MACGCL receives Templeton Grant

MACGCL receives Templeton Grant

UVU's MACGCL graduate program expands reach with $1.7M John Templeton Foundation Grant

The Jack Miller Center,  a CCS partner, facilitated the grant through its Civics Foundations Graduate Consortium

OREM, Utah (July 16, 2025) — The Jack Miller Center (JMC), a key civics-education partner of the Center for Constitutional Studies (CCS) at Utah Valley University (UVU), announced a $1.7 million grant from the John Templeton Foundation in support of the new Civics Foundations Graduate Consortium, a groundbreaking collaboration designed to advance rigorous, content-rich graduate education for civics and U.S. history teachers.

This investment will allow the Consortium to scale up graduate course offerings taught by JMC network professors, add dozens of new institutional partners, and expand UVU’s innovative Master of Arts in Constitutional Government, Civics, and Law (MACGCL), launched in 2024. 

“We developed the Master of Arts in Constitutional Government, Civics & Law to furnish civic educators with a deeper understanding of American Founding principles, the development of our constitutional system, and the civic virtues required to sustain it,” said Matthew Brogdon, senior director and Larry H. and Gail Miller Family Foundation chair at CCS. “This investment by the Templeton Foundation and JMC will put a rigorous graduate education in American civics within reach of teachers from all over the country.”

The Civics Foundations Graduate Consortium is the nation’s first university collaborative dedicated to advancing graduate education for civics and history teachers. Led by the Jack Miller Center, the Consortium offers high-impact, content-rich coursework in American civics and history at reduced cost to teachers, providing a meaningful alternative to more traditional pedagogy- and administration-focused education coursework and degrees. 

“This grant will help us change the model for teacher education and professional development in this country by expanding access nationwide to scholar-led, content-focused graduate coursework in the American political tradition,” said Thomas Kelly, senior vice president and chief program officer at the Jack Miller Center and the project lead for the grant. 

Through high-quality graduate-level instruction designed specifically to support civics and U.S. history teachers, the Consortium seeks to address the urgent need for improved civic literacy among students, as national surveys continue to reveal widespread gaps in understanding of American government and democratic principles.

About the UVU Center for Constitutional Studies

Utah Valley University’s (UVU) Center for Constitutional Studies (CCS) is a nonpartisan academic institute that promotes the instruction, study, and research of constitutionalism. 

Through a multidisciplinary approach, CCS examines important constitutional issues found at the intersections of political thought, public policy, religion, law, history, and economics. Its mandate is to equip a new generation of citizens and leaders with a broad understanding of the ideas and practices critical to preserving constitutional government, ordered liberty, and the rule of law. Learn more at https://www.uvu.edu/ccs/.

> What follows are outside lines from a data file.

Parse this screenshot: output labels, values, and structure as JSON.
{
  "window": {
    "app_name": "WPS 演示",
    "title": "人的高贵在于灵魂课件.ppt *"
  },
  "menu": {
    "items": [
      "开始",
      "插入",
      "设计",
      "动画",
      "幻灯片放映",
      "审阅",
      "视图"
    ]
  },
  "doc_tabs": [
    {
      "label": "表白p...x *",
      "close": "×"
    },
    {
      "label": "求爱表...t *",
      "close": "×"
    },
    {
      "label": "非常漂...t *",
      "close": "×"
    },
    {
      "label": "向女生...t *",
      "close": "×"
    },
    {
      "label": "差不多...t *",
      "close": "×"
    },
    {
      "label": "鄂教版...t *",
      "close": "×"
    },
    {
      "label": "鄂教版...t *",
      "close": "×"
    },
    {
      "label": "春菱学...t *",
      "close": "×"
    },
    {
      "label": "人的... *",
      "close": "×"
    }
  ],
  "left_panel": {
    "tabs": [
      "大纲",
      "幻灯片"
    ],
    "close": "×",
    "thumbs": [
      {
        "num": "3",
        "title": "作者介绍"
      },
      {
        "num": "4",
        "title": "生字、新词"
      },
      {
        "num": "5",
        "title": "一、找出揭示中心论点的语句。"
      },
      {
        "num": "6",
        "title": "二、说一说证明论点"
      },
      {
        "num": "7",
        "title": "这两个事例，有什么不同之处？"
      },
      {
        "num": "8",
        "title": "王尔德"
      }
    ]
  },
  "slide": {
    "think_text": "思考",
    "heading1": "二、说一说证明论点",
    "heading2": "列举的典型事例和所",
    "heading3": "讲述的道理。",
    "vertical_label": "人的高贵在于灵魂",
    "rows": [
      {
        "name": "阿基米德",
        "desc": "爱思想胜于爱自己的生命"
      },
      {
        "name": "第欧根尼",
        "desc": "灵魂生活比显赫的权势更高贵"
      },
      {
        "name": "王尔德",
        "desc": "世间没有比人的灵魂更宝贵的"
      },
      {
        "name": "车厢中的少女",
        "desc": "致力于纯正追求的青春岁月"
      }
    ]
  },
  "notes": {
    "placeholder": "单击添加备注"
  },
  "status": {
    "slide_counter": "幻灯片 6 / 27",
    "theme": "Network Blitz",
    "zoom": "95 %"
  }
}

About the Jack Miller Center

The Jack Miller Center is a nonpartisan, nonprofit organization advancing the work of scholars who teach and study the ideas, documents, and history we hold in common as Americans. We seek to grow the talent pipeline of university educators who teach the American political tradition, to forge new models for university-based training of K-12 civics and history teachers, and to build a diverse coalition of Americans to ignite a civic education renaissance.

For more information, visit www.jackmillercenter.org

About the John Templeton Foundation

Founded in 1987, the John Templeton ​Foundation supports interdisciplinary research ​and catalyzes conversations that inspire awe ​and wonder. We are working to create a world ​where people are curious about the wonders ​of the universe, free to pursue lives of ​meaning and purpose, and motivated by great ​and selfless love.

With an endowment of $3.4 billion and annual ​giving of approximately $140 million, the ​Foundation ranks among the 25 largest ​grantmaking foundations in the United States. ​Headquartered outside Philadelphia, our ​philanthropic activities have engaged all major ​faith traditions and extended to more than 58 ​countries around the world. For more ​information, visit www.templeton.org.